Find the time period of mass $M$ when displaced from its equilibrium position and then released for the system shown in the figure.

(N/A) Let the spring constant be $k$. When the mass $M$ is displaced downwards by a distance $x$,the pulley moves down by $x$. Since the string is inextensible and passes over the pulley,both sides of the string attached to the pulley must move down by $x$. This causes the spring to stretch by an additional $2x$.
The change in the spring force is $\Delta F = k(2x) = 2kx$.
Since the string is connected to the pulley on both sides,the restoring force $F_{rest}$ acting on the mass $M$ is the sum of the tension changes on both sides of the pulley.

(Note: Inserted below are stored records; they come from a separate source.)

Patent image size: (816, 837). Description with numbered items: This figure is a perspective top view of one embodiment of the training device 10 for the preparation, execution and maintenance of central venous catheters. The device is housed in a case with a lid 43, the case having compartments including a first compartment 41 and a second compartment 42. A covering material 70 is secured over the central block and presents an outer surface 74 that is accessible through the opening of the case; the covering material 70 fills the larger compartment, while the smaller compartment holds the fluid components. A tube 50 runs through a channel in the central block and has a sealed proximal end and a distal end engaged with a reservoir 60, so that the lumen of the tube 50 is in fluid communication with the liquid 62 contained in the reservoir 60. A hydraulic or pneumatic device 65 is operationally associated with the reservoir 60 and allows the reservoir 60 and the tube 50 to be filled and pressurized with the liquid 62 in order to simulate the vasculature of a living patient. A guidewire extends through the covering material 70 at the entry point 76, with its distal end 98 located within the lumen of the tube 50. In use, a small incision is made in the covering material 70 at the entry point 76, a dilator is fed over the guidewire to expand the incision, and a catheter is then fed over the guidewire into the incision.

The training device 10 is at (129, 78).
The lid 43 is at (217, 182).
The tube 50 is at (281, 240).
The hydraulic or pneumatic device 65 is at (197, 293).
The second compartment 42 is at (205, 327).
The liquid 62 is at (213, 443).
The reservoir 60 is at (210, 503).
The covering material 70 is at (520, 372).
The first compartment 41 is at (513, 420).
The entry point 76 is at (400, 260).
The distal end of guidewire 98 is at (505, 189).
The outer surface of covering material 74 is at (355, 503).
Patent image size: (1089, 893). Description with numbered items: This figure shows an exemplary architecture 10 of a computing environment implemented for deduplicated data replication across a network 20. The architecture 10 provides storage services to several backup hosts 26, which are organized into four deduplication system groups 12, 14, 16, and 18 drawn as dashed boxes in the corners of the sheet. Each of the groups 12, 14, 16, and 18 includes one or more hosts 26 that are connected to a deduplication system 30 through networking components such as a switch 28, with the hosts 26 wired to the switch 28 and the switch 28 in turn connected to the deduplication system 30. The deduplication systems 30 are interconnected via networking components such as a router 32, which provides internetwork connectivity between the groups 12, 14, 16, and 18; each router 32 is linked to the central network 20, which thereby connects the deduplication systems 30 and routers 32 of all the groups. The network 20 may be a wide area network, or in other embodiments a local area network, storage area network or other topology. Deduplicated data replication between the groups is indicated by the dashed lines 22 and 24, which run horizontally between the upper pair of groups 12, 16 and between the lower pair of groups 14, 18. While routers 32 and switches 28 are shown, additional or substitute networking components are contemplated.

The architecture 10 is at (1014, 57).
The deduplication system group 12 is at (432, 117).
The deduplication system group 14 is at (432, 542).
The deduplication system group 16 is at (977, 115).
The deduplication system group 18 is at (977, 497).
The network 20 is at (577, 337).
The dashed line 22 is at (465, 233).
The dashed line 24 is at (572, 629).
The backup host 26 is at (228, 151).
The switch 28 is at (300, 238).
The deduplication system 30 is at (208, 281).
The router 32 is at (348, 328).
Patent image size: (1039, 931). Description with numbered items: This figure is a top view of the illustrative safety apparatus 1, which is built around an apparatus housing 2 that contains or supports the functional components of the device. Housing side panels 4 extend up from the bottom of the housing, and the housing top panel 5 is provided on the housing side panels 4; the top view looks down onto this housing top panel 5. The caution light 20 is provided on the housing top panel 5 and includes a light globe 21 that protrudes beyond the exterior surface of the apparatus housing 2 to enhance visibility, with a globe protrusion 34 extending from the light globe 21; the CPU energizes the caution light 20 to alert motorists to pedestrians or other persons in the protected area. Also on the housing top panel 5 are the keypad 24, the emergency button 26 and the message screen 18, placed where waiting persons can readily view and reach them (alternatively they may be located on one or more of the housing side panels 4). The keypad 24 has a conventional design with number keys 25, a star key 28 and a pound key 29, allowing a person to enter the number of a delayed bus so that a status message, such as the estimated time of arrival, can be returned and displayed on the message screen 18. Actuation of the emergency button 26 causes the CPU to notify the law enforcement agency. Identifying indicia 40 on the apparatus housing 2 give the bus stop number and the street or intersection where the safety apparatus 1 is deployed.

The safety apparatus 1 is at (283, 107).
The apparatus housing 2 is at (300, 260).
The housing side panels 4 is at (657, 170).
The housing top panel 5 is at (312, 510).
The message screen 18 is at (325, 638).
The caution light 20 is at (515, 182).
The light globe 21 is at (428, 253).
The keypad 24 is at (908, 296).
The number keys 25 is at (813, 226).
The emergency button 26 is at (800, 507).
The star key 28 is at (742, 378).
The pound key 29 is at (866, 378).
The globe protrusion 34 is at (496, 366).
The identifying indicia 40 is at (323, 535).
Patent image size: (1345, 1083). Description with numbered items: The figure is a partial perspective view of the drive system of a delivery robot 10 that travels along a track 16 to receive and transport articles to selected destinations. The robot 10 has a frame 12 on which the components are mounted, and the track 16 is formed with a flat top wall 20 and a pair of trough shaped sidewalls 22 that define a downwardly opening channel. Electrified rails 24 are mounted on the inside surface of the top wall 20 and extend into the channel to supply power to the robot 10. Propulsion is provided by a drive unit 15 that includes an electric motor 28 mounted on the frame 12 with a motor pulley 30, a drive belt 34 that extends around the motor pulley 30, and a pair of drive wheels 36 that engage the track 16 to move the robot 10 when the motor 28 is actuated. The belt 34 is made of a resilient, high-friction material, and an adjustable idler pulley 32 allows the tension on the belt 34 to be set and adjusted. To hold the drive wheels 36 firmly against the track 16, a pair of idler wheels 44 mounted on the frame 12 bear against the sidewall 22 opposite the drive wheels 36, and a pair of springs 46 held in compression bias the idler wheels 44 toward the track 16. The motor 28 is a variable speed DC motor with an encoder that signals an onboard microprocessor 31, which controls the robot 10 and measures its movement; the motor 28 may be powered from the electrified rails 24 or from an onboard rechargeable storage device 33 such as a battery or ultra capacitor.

Each side of the string experiences a tension change of $\Delta T = k(2x) = 2kx$.
Therefore,the total restoring force is $F_{rest} = 2 \times \Delta T = 2 \times (2kx) = 4kx$.
Comparing this with the standard $SHM$ restoring force equation $F = -k_{eff}x$,we get the effective spring constant $k_{eff} = 4k$.
The time period $T$ of the system is given by $T = 2\pi \sqrt{\frac{M}{k_{eff}}} = 2\pi \sqrt{\frac{M}{4k}} = \pi \sqrt{\frac{M}{k}}$.